Lo spirito dei giovani era incentivato dalle nuove possibilità che gli si paravano davanti, ma che venivano veicolate quasi sempre in situazioni di disagio e spesso senza via d'uscita, come la tossicodipendenza, l'alcolismo o l'AIDS. Situazioni spesso incentivate dal potere stesso, che invece di tutelare le fasce più giovani e vulnerabili, progettava passo dopo passo il fallimento mondiale, politico ed economico, che oggi abbiamo tutti sotto gli occhi. 

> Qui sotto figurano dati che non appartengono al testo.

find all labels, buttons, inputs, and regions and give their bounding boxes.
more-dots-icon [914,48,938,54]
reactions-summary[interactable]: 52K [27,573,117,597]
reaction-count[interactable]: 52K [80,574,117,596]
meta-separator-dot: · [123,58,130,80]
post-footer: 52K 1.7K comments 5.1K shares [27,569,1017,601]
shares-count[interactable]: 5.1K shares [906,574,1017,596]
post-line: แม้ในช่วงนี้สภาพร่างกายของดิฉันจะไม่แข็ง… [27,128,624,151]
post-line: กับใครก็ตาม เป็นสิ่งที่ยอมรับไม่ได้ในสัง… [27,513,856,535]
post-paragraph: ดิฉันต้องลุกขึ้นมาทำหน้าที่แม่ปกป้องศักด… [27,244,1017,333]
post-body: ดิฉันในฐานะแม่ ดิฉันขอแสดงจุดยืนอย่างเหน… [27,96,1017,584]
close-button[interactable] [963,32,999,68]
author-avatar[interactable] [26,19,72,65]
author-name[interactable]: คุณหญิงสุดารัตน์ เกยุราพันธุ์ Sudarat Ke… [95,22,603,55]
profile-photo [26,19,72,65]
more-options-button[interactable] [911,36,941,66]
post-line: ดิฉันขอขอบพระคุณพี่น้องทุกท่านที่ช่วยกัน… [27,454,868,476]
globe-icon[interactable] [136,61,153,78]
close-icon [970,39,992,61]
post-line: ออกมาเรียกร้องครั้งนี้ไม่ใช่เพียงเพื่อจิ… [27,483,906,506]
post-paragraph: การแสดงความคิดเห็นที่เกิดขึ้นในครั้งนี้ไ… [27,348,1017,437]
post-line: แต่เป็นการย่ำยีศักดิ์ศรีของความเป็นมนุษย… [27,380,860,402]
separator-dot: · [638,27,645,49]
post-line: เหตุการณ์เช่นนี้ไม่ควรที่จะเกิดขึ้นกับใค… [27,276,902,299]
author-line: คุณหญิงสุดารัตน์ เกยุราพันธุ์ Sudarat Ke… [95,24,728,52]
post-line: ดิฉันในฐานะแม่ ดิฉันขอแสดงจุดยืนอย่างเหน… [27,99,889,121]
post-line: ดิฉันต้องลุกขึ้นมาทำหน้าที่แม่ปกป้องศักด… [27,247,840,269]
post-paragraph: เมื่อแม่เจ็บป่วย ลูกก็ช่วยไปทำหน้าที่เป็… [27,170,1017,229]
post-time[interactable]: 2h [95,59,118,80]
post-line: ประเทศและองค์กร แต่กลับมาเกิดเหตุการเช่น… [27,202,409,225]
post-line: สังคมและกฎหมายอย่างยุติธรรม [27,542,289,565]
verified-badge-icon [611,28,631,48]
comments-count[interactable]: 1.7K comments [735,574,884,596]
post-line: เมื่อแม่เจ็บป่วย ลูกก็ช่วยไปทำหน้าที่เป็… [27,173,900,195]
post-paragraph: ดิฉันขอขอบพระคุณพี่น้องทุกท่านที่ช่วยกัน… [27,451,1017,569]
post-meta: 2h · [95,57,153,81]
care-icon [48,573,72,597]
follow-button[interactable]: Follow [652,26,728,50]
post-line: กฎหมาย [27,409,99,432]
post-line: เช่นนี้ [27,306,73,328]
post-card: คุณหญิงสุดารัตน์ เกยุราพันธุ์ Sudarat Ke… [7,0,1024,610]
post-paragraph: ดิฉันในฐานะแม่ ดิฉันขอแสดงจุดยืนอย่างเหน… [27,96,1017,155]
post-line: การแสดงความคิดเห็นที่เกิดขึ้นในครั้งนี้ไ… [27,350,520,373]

I Nirvana e il movimento grunge più in generale, sono stati uno dei pochi esempi di vero anticonformismo degli ultimi 30 anni.  Nulla è riuscito a scalfire questa coltre impenetrabile di pessimismo, dettato da condizioni sociali estreme. Nemmeno i soldi hanno fatto perdere di vista a Cobain, l'idea e il mondo che si voleva raccontare. Negli anni avvenire hanno mercificato la materia dei Nirvana: i cd, i poster, le magliette indossate dalle teenager, ma lo spirito, quello che voleva suonare "Rape Me" invece che" Lithium" agli MTV Awards, è rimasto immutato. E tutt'ora quel vento di disperazione e nichilismo, spinge forte le vele di questa generazione dove non vale la pena fare nulla, dove gli dei sono caduti e la società civile, più barbara che mai, spinge i propri figli all'emarginazione.



L'epilogo dei Nirvana è stato sicuramente uno dei più tristi nella storia, che va ad accostarsi a quello di Jim Morrison. Conclusione di un cammino di autodistruzione, assolutamente inevitabile. Non è questione di omicidio o suicidio, e nemmeno di moralismo. Con questo fatto si è portato sotto i riflettori mondiali un sentimento di depressione riguardante molte persone, la "Generazione X" senza fiducia nel domani. A quasi 20 anni di distanza, quell'urlo e quella voce rimangono inascoltate, mentre i baroni e i re banchettano sui nostri anni migliori.